Negatively Charged Lipids Are Essential for Functional and Structural Switch of Human 2-Cys Peroxiredoxin II

The function of ubiquitous 2-Cys peroxiredoxins (Prxs) can be converted alternatively from peroxidases to molecular chaperones. This conversion has been reported to occur by the formation of high-molecular-weight (HMW) complexes upon overoxidation of or ATP/ADP binding to 2-Cys Prxs, but its mechanism is not well understood.

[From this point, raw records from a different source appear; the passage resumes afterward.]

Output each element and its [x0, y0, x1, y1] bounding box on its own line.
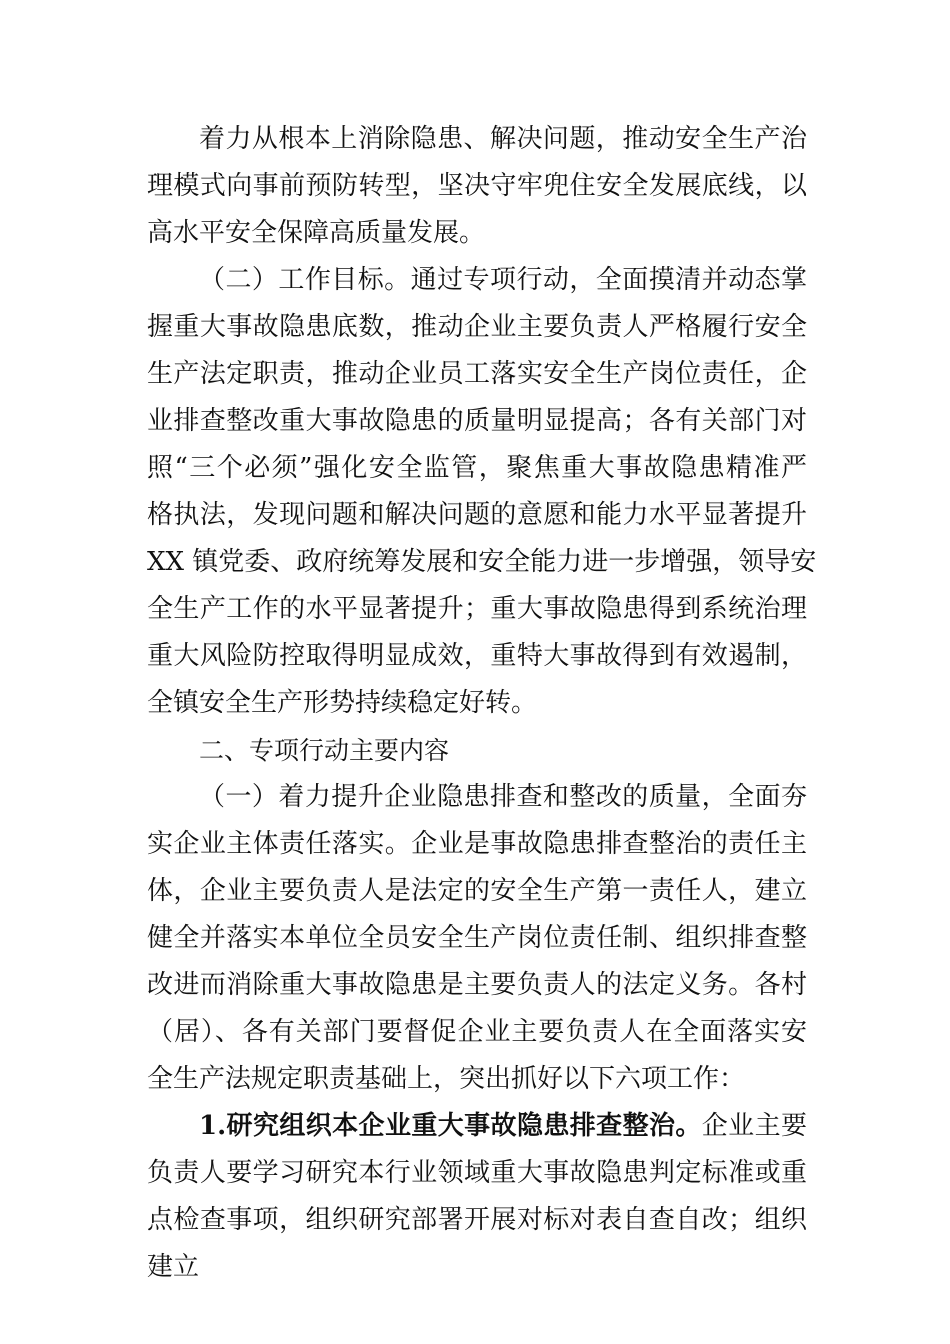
text-line: 体，企业主要负责人是法定的安全生产第一责任人，建立: [147, 876, 807, 906]
text-line: （居）、各有关部门要督促企业主要负责人在全面落实安: [147, 1017, 807, 1047]
text-line: 照“三个必须”强化安全监管，聚焦重大事故隐患精准严: [147, 453, 807, 483]
text-line: （一）着力提升企业隐患排查和整改的质量，全面夯: [199, 782, 807, 812]
paragraph-1: [147, 116, 807, 257]
document-page: [147, 116, 817, 1291]
text-line: （二）工作目标。通过专项行动，全面摸清并动态掌: [199, 265, 807, 295]
text-line: 建立: [147, 1252, 200, 1282]
text-line: 生产法定职责，推动企业员工落实安全生产岗位责任，企: [147, 359, 807, 389]
list-item-1: [147, 1103, 807, 1291]
text-line: 着力从根本上消除隐患、解决问题，推动安全生产治: [199, 124, 807, 154]
paragraph-3: [147, 774, 807, 1103]
text-line: 重大风险防控取得明显成效，重特大事故得到有效遏制，: [147, 641, 807, 671]
text-line: 高水平安全保障高质量发展。: [147, 218, 486, 248]
text-line: XX 镇党委、政府统筹发展和安全能力进一步增强，领导安: [147, 547, 817, 577]
text-line: 负责人要学习研究本行业领域重大事故隐患判定标准或重: [147, 1158, 807, 1188]
item-heading: 1.研究组织本企业重大事故隐患排查整治。: [199, 1111, 702, 1141]
text-line: 健全并落实本单位全员安全生产岗位责任制、组织排查整: [147, 923, 807, 953]
text-line: 理模式向事前预防转型，坚决守牢兜住安全发展底线，以: [147, 171, 807, 201]
text-line: 全镇安全生产形势持续稳定好转。: [147, 688, 538, 718]
text-line: 实企业主体责任落实。企业是事故隐患排查整治的责任主: [147, 829, 807, 859]
text-line: 握重大事故隐患底数，推动企业主要负责人严格履行安全: [147, 312, 807, 342]
section-heading: 二、专项行动主要内容: [199, 736, 450, 765]
text-line: 全生产法规定职责基础上，突出抓好以下六项工作：: [147, 1064, 746, 1094]
text-line: 点检查事项，组织研究部署开展对标对表自查自改；组织: [147, 1205, 807, 1235]
item-text: 企业主要: [701, 1111, 807, 1141]
text-line: 全生产工作的水平显著提升；重大事故隐患得到系统治理: [147, 594, 807, 624]
text-line: 格执法，发现问题和解决问题的意愿和能力水平显著提升: [147, 500, 807, 530]
text-line: [147, 1103, 807, 1150]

Here, we show that upon binding to phosphatidylserine or phosphatidylglycerol dimeric human 2-Cys PrxII (hPrxII) is assembled to trefoil-shaped small oligomers (possibly hexamers) with full chaperone and null peroxidase activities. Spherical HMW complexes are formed, only when phosphatidylserine or phosphatidylglycerol is bound to overoxidized or ATP/ADP-bound hPrxII. The spherical HMW complexes are lipid vesicles covered with trefoil-shaped oligomers arranged in a hexagonal lattice pattern. Thus, these lipids with a net negative charge, which can be supplied by increased membrane trafficking under oxidative stress, are essential for the structural and functional switch of hPrxII and possibly most 2-Cys Prxs.